The intersection of Congress Street and Washington Street, on Route 53 and Route 14, on the northwest corner of the intersection, at 749 Washington Street in the town of Pembroke, shall be designated and known as the Lavina A. Hatch Corner, in honor of Lavina A. Hatch, a founding member and secretary of the National Woman Suffrage Association of Massachusetts.

The Massachusetts Department of Transportation shall erect and maintain suitable markers bearing the designation in compliance with the standards of the department.

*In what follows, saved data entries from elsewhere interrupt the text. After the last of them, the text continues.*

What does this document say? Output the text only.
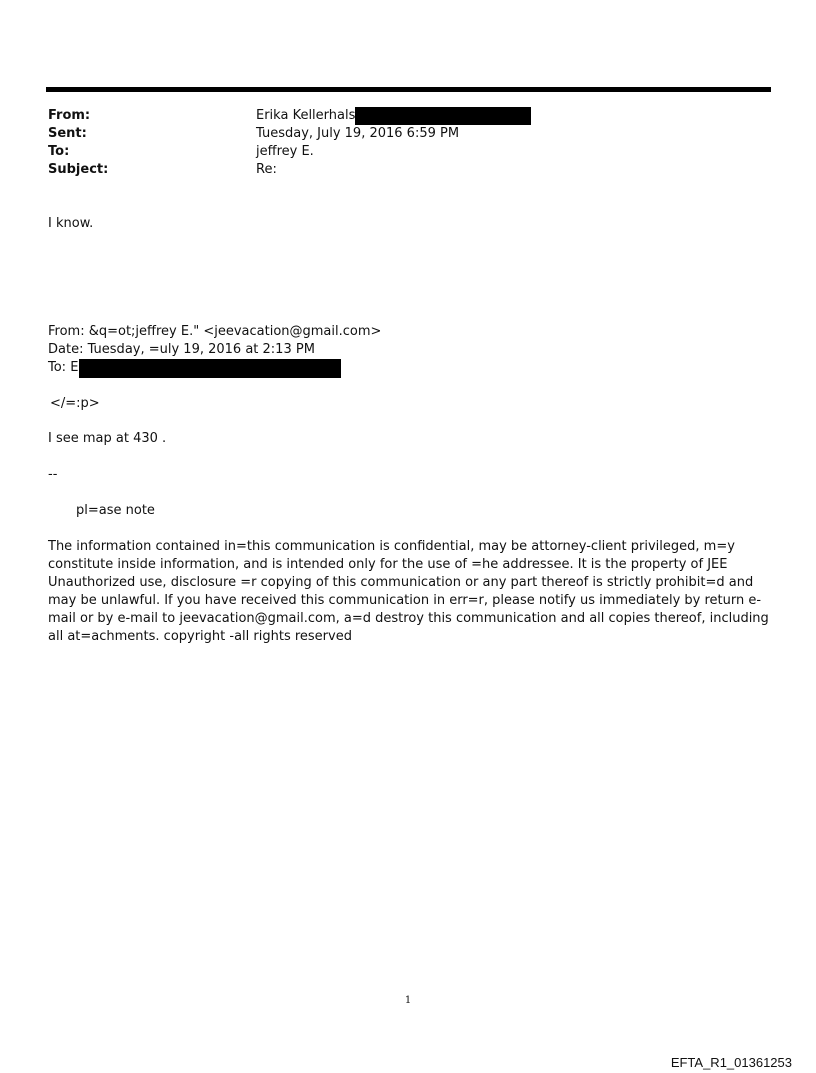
From:	Erika Kellerhals
Sent:	Tuesday, July 19, 2016 6:59 PM
To:	jeffrey E.
Subject:	Re:
I know.
From: &q=ot;jeffrey E." <jeevacation@gmail.com>
Date: Tuesday, =uly 19, 2016 at 2:13 PM
To: E
</=:p>
I see map at 430 .
--
pl=ase note
The information contained in=this communication is confidential, may be attorney-client privileged, m=y constitute inside information, and is intended only for the use of =he addressee. It is the property of JEE Unauthorized use, disclosure =r copying of this communication or any part thereof is strictly prohibit=d and may be unlawful. If you have received this communication in err=r, please notify us immediately by return e-mail or by e-mail to jeevacation@gmail.com, a=d destroy this communication and all copies thereof, including all at=achments. copyright -all rights reserved
1
EFTA_R1_01361253
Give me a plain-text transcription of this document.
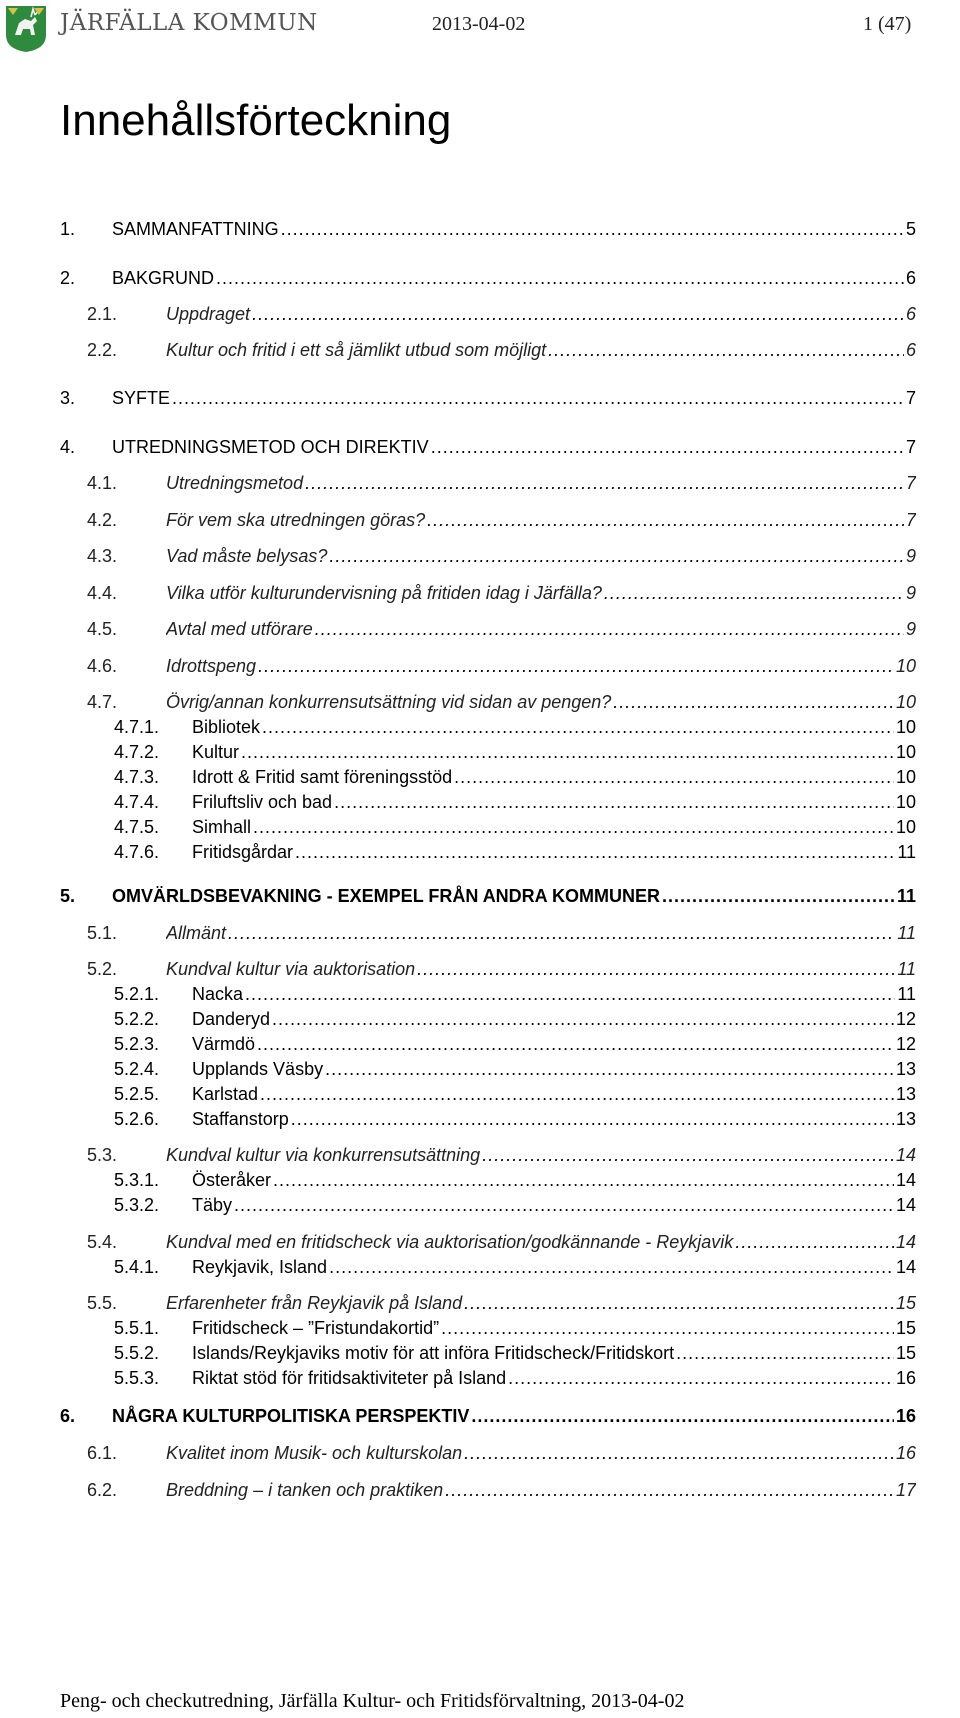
JÄRFÄLLA KOMMUN	2013-04-02	1 (47)
Innehållsförteckning
1. SAMMANFATTNING .....	5
2. BAKGRUND .....	6
2.1.	Uppdraget .....	6
2.2.	Kultur och fritid i ett så jämlikt utbud som möjligt .....	6
3. SYFTE .....	7
4. UTREDNINGSMETOD OCH DIREKTIV .....	7
4.1.	Utredningsmetod .....	7
4.2.	För vem ska utredningen göras? .....	7
4.3.	Vad måste belysas? .....	9
4.4.	Vilka utför kulturundervisning på fritiden idag i Järfälla? .....	9
4.5.	Avtal med utförare .....	9
4.6.	Idrottspeng .....	10
4.7.	Övrig/annan konkurrensutsättning vid sidan av pengen? .....	10
4.7.1. Bibliotek .....	10
4.7.2. Kultur .....	10
4.7.3. Idrott & Fritid samt föreningsstöd .....	10
4.7.4. Friluftsliv och bad .....	10
4.7.5. Simhall .....	10
4.7.6. Fritidsgårdar .....	11
5. OMVÄRLDSBEVAKNING - EXEMPEL FRÅN ANDRA KOMMUNER .....	11
5.1.	Allmänt .....	11
5.2.	Kundval kultur via auktorisation .....	11
5.2.1. Nacka .....	11
5.2.2. Danderyd .....	12
5.2.3. Värmdö .....	12
5.2.4. Upplands Väsby .....	13
5.2.5. Karlstad .....	13
5.2.6. Staffanstorp .....	13
5.3.	Kundval kultur via konkurrensutsättning .....	14
5.3.1. Österåker .....	14
5.3.2. Täby .....	14
5.4.	Kundval med en fritidscheck via auktorisation/godkännande - Reykjavik .....	14
5.4.1. Reykjavik, Island .....	14
5.5.	Erfarenheter från Reykjavik på Island .....	15
5.5.1. Fritidscheck – ”Fristundakortid” .....	15
5.5.2. Islands/Reykjaviks motiv för att införa Fritidscheck/Fritidskort .....	15
5.5.3. Riktat stöd för fritidsaktiviteter på Island .....	16
6. NÅGRA KULTURPOLITISKA PERSPEKTIV .....	16
6.1.	Kvalitet inom Musik- och kulturskolan .....	16
6.2.	Breddning – i tanken och praktiken .....	17
Peng- och checkutredning, Järfälla Kultur- och Fritidsförvaltning, 2013-04-02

Lavina A. Hatch was born on May 20, 1836, in Pembroke, Massachusetts, and died on March 20, 1903, at the age of sixty-six. She was an animal rights activist, a suffragist, and an active volunteer in various organizations. She was a founding member and secretary of the National Woman Suffrage Association of Massachusetts and kept records of the Boston Political Class, which was an auxiliary organization. She attended Wheaton Female Seminary in Norton, and received additional education at Hanover Academy in Hanover, and Partridge Academy in Duxbury. She was employed as a schoolmistress in the local towns, where she was remembered as a teacher who not only disapproved of corporal punishment but succeeded in controlling even the unruliest students. She gave up teaching to care for her brother's children at the death of their mother, later adopting her niece and nephew. Hatch also cared for an invalid mother at the family home and served as postmistress in East Pembroke in the early 1870s. Lavina Hatch was an advocate for women's rights during the late 19th century. She worked closely with Susan B. Anthony, a prominent American women's rights activist, on a chapter for the fourth volume of the History of Woman Suffrage. The two also collaborated on writing on the work of the Massachusetts National Association.